CBK trims base lending rate to 9.75% amid growth concerns

CBK trims base lending rate to 9.75% amid growth concerns

CBK Governor Dr. Kamau Thugge

CBK Governor Dr. Kamau Thugge

The Central Bank of Kenya (CBK) has once again cut its benchmark lending rate—this time to 9.75 percent from 10 percent, as the banking sector regulator moves to stimulate private sector borrowing to spur a sluggish economy. 

CBK's cut on Tuesday marks the sixth consecutive policy meeting with a downward revision, implying that the Monetary Policy Committee (MPC) is signaling a continued shift toward pro-growth monetary easing amid easing inflation that dropped to 3.8 percent in May amid a fragile economic recovery.

According to the Central Bank, between February and April 2025, the banking sector experienced an uptick in non-performing loans cutting across trade, personal and household, tourism, as well as in the construction sector.

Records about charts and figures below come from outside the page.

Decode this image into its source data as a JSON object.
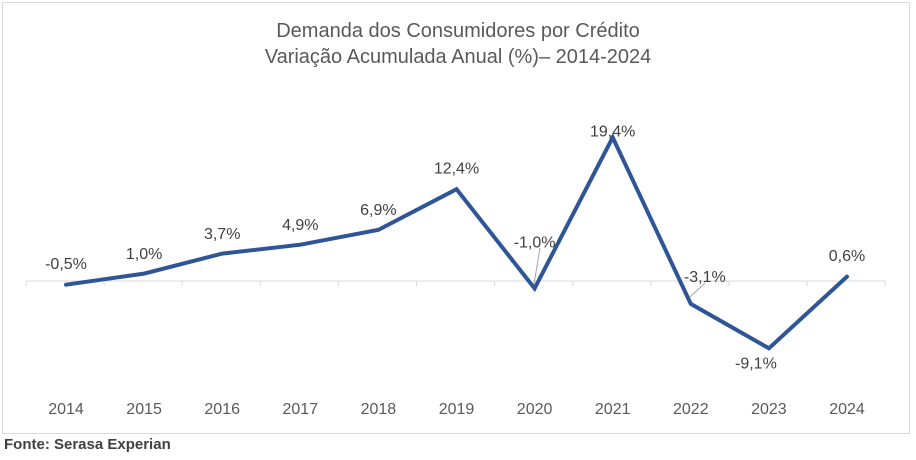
{
  "chart_data": {
    "type": "line",
    "title": "Demanda dos Consumidores por Crédito",
    "subtitle": "Variação Acumulada Anual (%)– 2014-2024",
    "categories": [
      "2014",
      "2015",
      "2016",
      "2017",
      "2018",
      "2019",
      "2020",
      "2021",
      "2022",
      "2023",
      "2024"
    ],
    "series": [
      {
        "values": [
          -0.5,
          1.0,
          3.7,
          4.9,
          6.9,
          12.4,
          -1.0,
          19.4,
          -3.1,
          -9.1,
          0.6
        ],
        "labels": [
          "-0,5%",
          "1,0%",
          "3,7%",
          "4,9%",
          "6,9%",
          "12,4%",
          "-1,0%",
          "19,4%",
          "-3,1%",
          "-9,1%",
          "0,6%"
        ],
        "color": "#2f5597"
      }
    ],
    "ylim": [
      -14,
      21
    ],
    "grid": false,
    "legend": "none"
  },
  "source": "Fonte: Serasa Experian",
  "colors": {
    "axis": "#d9d9d9",
    "leader_line": "#a6a6a6"
  }
}
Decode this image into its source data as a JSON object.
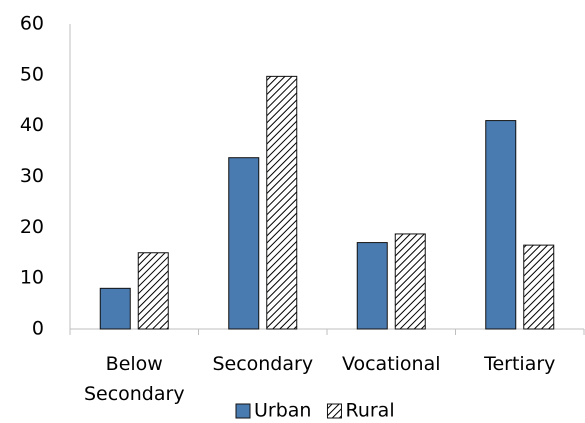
{
  "chart_data": {
    "type": "bar",
    "categories": [
      "Below Secondary",
      "Secondary",
      "Vocational",
      "Tertiary"
    ],
    "series": [
      {
        "name": "Urban",
        "color": "#4a7bb0",
        "values": [
          8,
          33.7,
          17,
          41
        ]
      },
      {
        "name": "Rural",
        "color": "#000000",
        "pattern": "hatch",
        "values": [
          15,
          49.7,
          18.7,
          16.5
        ]
      }
    ],
    "ylim": [
      0,
      60
    ],
    "yticks": [
      0,
      10,
      20,
      30,
      40,
      50,
      60
    ],
    "grid": false,
    "legend": "bottom"
  }
}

The ratio of non-performing loans to gross loans in the country was at 17.6 percent in April.

"Growth in commercial bank lending to the private sector stood at 2 percent in May 2025 compared to 0.4 percent in April, and -2.9 percent in January 2025," CBK stated.

"There was scope for a further easing of the monetary policy stance to augment the previous policy actions aimed at stimulating lending by banks to the private sector and supporting economic activity," the bank statement signed off by CBK Governor Dr. Kamau Thugge stated in part.

He added, "The MPC will closely monitor the impact of this policy decision as well as developments in the global and domestic economy and stands ready to take further action."

According to the Economic Survey 2025, Kenya's GDP growth slowed to 4.7 percent compared to 5.7 percent previously with marked contraction in many sectors of the economy.

This year, projections for economic growth show that the country could realize 5.2 percent uptick, reflecting a downward revision from 5.4 percent jump, with the dip attributable to negative impact of US trade tariffs.

In the CBK's survey on CEO in the leadup to Tuesday's announcement on rate cut, the captains of industries reported "subdued consumer demand, high cost of doing business and increased global uncertainties" which could negatively impact business activities in the country. 

The Kenya PMI fell into negative territory in May, as rising prices contributed to a drop in customer spending and weaker business activity. The downturn ended a seven-month run of improving business conditions, although the rate of decline was mild as businesses continued to raise their stock levels and employment.